Those skilled in the art will appreciate that a variety of different techniques may be used for the generation of point cloud data including LIDAR and photogrammetry. Various variations of these techniques may generate various point clouds, including not only the correct position data. This additional data may also be incorporated into the described method. For example, each point in the point cloud may include color or intensity information. Once the surface is identified, the surface coloration or lightness mapping may be performed using the color or lightness of the point that first identified the surface on the model.

  The described method may also be used in combination with other image techniques to improve the accuracy of the 3D model and / or cover the model with additional image data. For example, the scanner may be used in conjunction with a three-dimensional camera. Scanning and 3D photography may be performed simultaneously so that a realistic 3D environment like a photograph is generated.

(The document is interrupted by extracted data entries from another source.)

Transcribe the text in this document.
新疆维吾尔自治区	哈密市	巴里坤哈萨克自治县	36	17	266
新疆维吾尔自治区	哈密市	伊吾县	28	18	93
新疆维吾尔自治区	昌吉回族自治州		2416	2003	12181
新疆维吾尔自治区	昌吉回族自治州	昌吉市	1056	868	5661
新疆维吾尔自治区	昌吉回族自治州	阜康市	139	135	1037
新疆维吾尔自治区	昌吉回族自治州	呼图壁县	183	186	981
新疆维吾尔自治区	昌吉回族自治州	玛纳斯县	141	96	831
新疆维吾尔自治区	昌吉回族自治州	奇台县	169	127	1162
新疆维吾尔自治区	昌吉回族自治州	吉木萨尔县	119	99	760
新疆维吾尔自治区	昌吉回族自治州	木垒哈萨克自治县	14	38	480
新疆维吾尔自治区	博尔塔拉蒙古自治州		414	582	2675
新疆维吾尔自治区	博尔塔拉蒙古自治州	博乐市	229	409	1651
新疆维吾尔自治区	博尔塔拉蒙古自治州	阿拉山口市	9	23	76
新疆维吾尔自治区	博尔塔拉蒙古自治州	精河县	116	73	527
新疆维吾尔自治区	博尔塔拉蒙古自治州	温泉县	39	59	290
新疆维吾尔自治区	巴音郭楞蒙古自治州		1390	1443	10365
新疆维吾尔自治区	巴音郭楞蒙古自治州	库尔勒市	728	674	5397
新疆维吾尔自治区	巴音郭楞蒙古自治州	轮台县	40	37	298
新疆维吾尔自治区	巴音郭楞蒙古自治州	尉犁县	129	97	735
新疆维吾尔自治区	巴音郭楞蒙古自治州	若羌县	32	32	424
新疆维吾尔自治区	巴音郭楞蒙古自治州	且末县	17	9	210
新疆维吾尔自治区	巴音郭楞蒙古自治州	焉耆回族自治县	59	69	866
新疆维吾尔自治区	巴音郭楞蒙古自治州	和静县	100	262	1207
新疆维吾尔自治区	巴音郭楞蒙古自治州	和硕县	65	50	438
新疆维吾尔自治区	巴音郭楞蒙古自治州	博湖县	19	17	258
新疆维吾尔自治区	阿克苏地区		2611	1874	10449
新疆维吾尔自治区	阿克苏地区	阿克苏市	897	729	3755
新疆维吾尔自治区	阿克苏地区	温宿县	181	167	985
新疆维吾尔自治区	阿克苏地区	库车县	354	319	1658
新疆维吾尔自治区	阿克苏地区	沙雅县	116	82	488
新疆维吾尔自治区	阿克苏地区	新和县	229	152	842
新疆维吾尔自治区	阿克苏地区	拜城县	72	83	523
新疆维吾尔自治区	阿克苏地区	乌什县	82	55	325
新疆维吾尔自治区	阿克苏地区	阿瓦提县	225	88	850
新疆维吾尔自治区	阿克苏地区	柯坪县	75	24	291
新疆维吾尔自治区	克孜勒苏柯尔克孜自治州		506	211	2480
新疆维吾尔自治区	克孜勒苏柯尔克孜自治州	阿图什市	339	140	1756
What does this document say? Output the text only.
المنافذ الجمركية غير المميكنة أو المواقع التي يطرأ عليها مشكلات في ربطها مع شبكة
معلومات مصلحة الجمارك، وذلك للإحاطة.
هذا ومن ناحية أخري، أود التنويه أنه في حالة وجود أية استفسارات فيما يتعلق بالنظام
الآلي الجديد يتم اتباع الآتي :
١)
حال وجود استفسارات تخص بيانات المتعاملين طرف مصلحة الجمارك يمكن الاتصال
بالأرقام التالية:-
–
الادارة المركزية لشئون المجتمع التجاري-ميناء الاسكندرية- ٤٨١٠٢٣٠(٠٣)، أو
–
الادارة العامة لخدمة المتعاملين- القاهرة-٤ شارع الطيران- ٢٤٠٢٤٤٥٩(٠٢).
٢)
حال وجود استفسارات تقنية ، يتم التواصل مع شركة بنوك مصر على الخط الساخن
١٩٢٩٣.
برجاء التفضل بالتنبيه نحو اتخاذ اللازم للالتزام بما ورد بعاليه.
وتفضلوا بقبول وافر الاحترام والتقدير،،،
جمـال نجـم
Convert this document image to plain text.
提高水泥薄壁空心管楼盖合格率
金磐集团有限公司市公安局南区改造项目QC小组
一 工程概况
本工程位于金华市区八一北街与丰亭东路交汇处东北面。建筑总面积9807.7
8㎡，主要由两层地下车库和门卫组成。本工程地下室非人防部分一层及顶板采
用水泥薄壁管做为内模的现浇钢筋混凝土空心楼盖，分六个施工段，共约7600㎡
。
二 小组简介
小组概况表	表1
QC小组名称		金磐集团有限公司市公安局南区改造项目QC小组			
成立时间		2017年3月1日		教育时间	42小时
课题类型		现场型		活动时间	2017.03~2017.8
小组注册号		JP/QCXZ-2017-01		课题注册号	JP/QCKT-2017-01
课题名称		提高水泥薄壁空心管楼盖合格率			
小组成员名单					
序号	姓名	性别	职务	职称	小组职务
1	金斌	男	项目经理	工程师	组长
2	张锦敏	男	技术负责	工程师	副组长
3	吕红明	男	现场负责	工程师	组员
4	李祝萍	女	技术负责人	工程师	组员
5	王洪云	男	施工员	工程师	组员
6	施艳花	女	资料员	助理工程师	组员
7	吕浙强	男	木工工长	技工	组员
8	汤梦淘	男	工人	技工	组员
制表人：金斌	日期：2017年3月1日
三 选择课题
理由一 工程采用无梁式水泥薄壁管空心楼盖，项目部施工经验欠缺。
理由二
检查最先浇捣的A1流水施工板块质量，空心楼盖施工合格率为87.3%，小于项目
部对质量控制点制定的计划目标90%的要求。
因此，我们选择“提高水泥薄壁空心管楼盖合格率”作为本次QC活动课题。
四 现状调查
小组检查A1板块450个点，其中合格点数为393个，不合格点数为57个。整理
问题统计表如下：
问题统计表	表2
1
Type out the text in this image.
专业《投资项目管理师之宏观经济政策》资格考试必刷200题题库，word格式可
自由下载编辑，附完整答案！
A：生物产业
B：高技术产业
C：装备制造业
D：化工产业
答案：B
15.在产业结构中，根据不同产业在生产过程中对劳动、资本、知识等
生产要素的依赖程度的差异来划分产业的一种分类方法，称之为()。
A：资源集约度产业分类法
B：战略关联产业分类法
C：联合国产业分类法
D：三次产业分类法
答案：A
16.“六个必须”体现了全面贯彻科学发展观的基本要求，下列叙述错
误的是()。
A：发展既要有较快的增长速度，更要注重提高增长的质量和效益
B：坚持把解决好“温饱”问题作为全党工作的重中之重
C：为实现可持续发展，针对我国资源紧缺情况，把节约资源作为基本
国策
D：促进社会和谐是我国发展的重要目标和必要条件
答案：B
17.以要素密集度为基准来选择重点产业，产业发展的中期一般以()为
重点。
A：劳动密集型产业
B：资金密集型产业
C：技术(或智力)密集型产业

  It will be appreciated that the present invention is not limited to specific embodiments of the invention, since many distinct embodiments of the present invention can be made without departing from the scope of the invention.

<M1>
Superimposing a three-dimensional lattice on the position of the space occupied by the object. The grid partitions the space into a list of large but finite cubes. To avoid wasting computer storage space, the list excludes any empty cubes. In the current embodiment, the cubes are all the same size. The length of the side of each cube is called its resolution. If necessary (for example, a partially scanned surface has a very large curvature), some of these cubes can be subdivided into smaller cubes, which can be further subdivided You can also do it. In this way, different local resolutions can be used on different planes. Another segmentation of the three-dimensional space can also use, for example, a tetrahedron. In the following, although the term cube is used, it is recommended that the method apply equally to tetrahedron or other space-filled mosaic processing.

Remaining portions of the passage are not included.